I read almost all related pages in internet to find out the difference between field and finite field but none of them explained exactly and now I'm still confused about it, so I decided to ask here.

Answer 1

A finite field is a field. A field, whether finite or infinite, has no zero divisors. If by $\mathbf{Z}_4$ you mean $\mathbf{Z}/4\mathbf{Z}$, the ring of integers modulo $4$, then you are correct that that ring has zero divisors and is therefore not a field. There is a field with four elements, but it is different from $\mathbf{Z}/4\mathbf{Z}$. With respect to addition, this field looks like $(\mathbf{Z}/2\mathbf{Z})\times(\mathbf{Z}/2\mathbf{Z})$. With respect to multiplication, its structure is more involved; it should be easy to locate sources describing the construction.

Here is a brief summary: in the field $\mathbf{Z}/2\mathbf{Z}$ there is no solution to the equation $x^2+x+1=0$ (since $\mathbf{Z}/2\mathbf{Z}$ has only two elements, $0$ and $1$, and neither solves the equation). We may extend the field $\mathbf{Z}/2\mathbf{Z}$ by including a new element $x$ that solves the equation above, in much the same way as we extend $\mathbf{R}$ by including a solution to $x^2+1=0$. The result is a field with four elements. So elements of the extended field include $0$, $1$, $x$, and $x+1$. You might ask, "what about $x^2$, etc.?" But since $x$ satisfies $x^2+x+1=0$, we can always eliminate $x^2$ and higher powers of $x$. This is analogous to using $i^2=-1$ to eliminate higher powers of $i$ when working with complex numbers.

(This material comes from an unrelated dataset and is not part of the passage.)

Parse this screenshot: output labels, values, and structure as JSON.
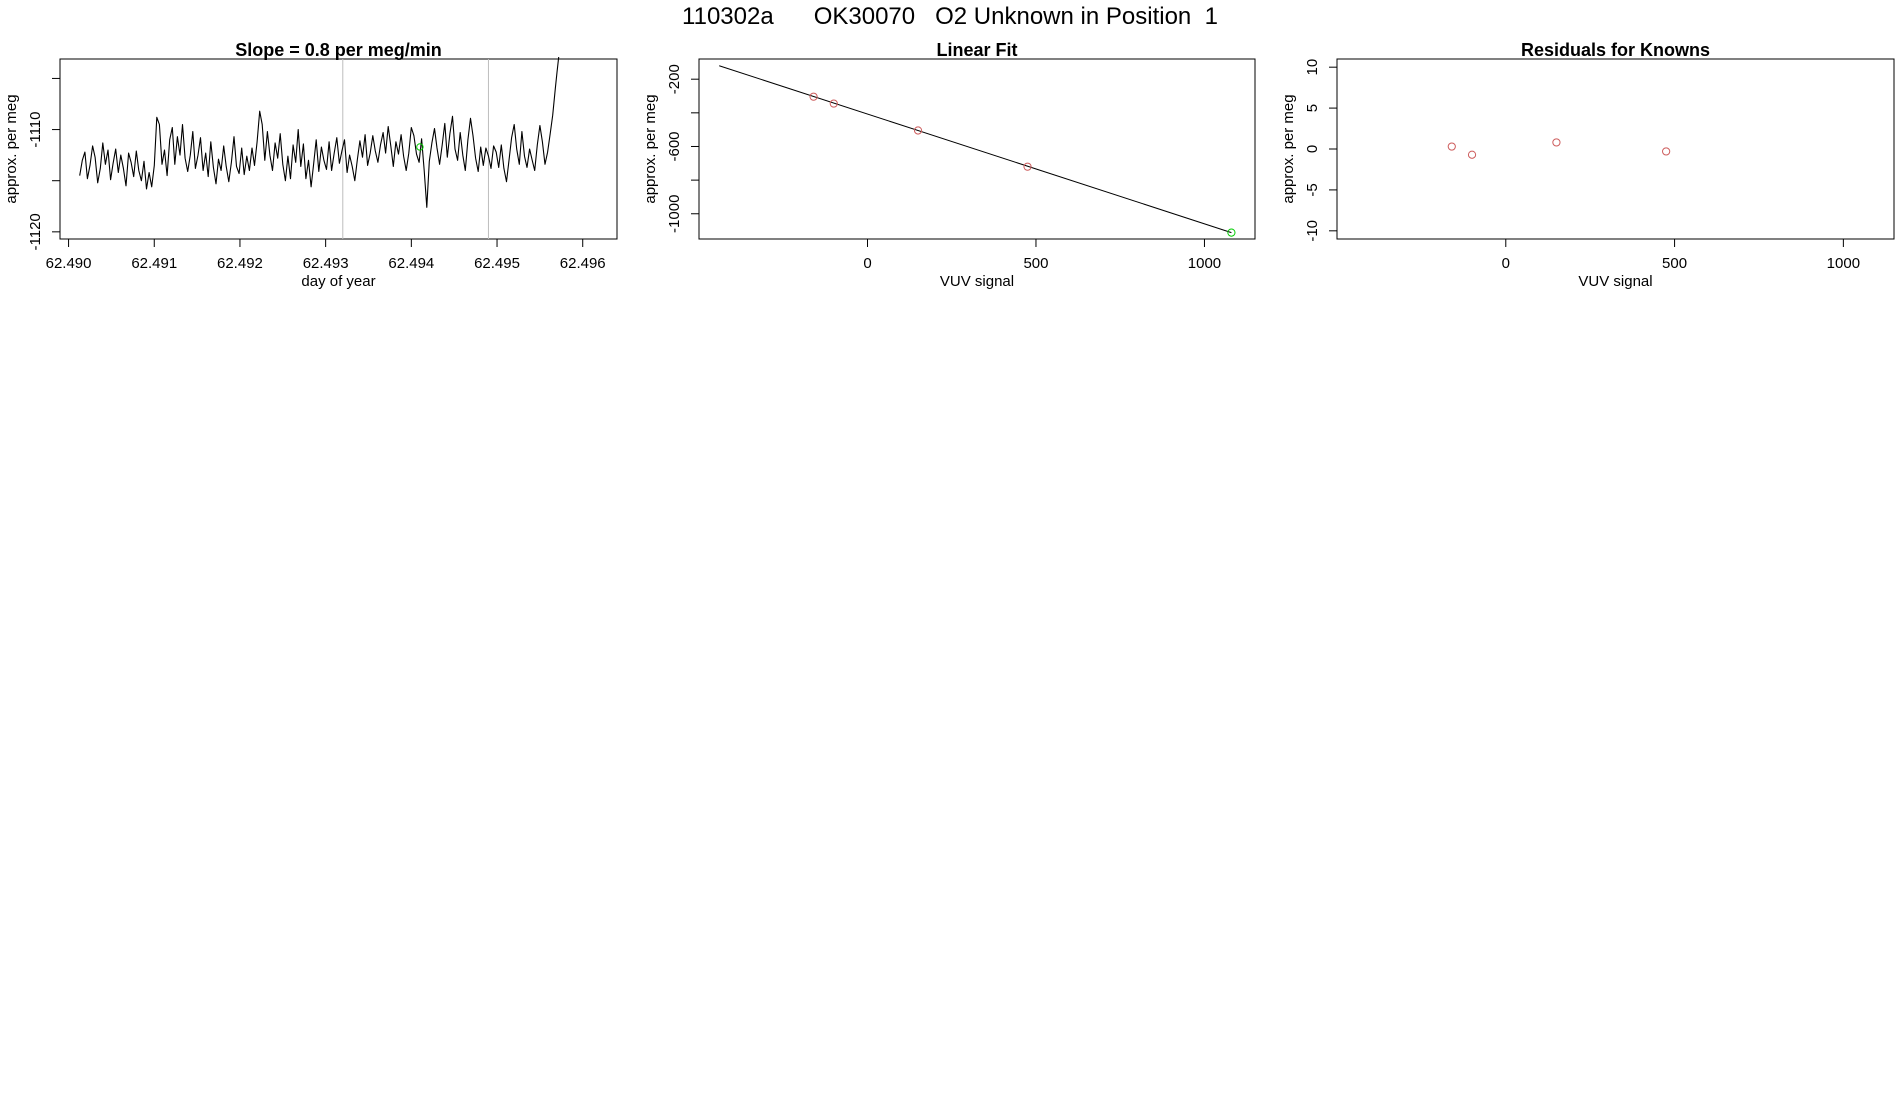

You can verify that the non-zero elements of this new field form a cyclic group of order $3$: $$ 1, x, x^2, x^3, x^4, x^5,\ldots=1, x, x+1, 1, x, x+1, \ldots. $$

Note that finite fields are unique up to isomorphism.

Hope this helps.

Answer 2

If $k$ is a finite field, then the ring homomorphism $$\varphi:\mathbb{Z}\rightarrow k,z\mapsto z\cdot1$$ where $z\cdot 1=\underbrace{1+...+1}_{z}$ for $z$ nonnegative and $z\cdot 1=\underbrace{-1+(-1)...+(-1)}_{-z}$ for $z$ negative, where $\underbrace{1+...+1}_{0}=0$ is the empty sum, must have a non trivial kernel, since otherwise $\varphi$ would be injective and $\mathbb{Z}$ is infinite. Now $\mathbb{Z}$ is a principal ideal domain, and thus the kernel must be of the form $(p)=\{zp:z\in\mathbb{Z}\}$ for some $p\neq 0$ and now it is easy to see that the quotient $\mathbb{Z}_p=\mathbb{Z}/(p)$ is only an integral domain if $p$ is prime itself. Since a subring of a field is an integral domain, the kernel must thus be $(p)$ for a prime $p$, called the characteristic of $k$ and the above quotient is the image of $\mathbb{Z}$ in $k$. Now $k$ is a vectorspace over this subfield, which is also called the prime field , of finite dimension, say $$\dim_{\mathbb{Z}_p}k=n$$ then $k$ has exactly $p^n$ elements.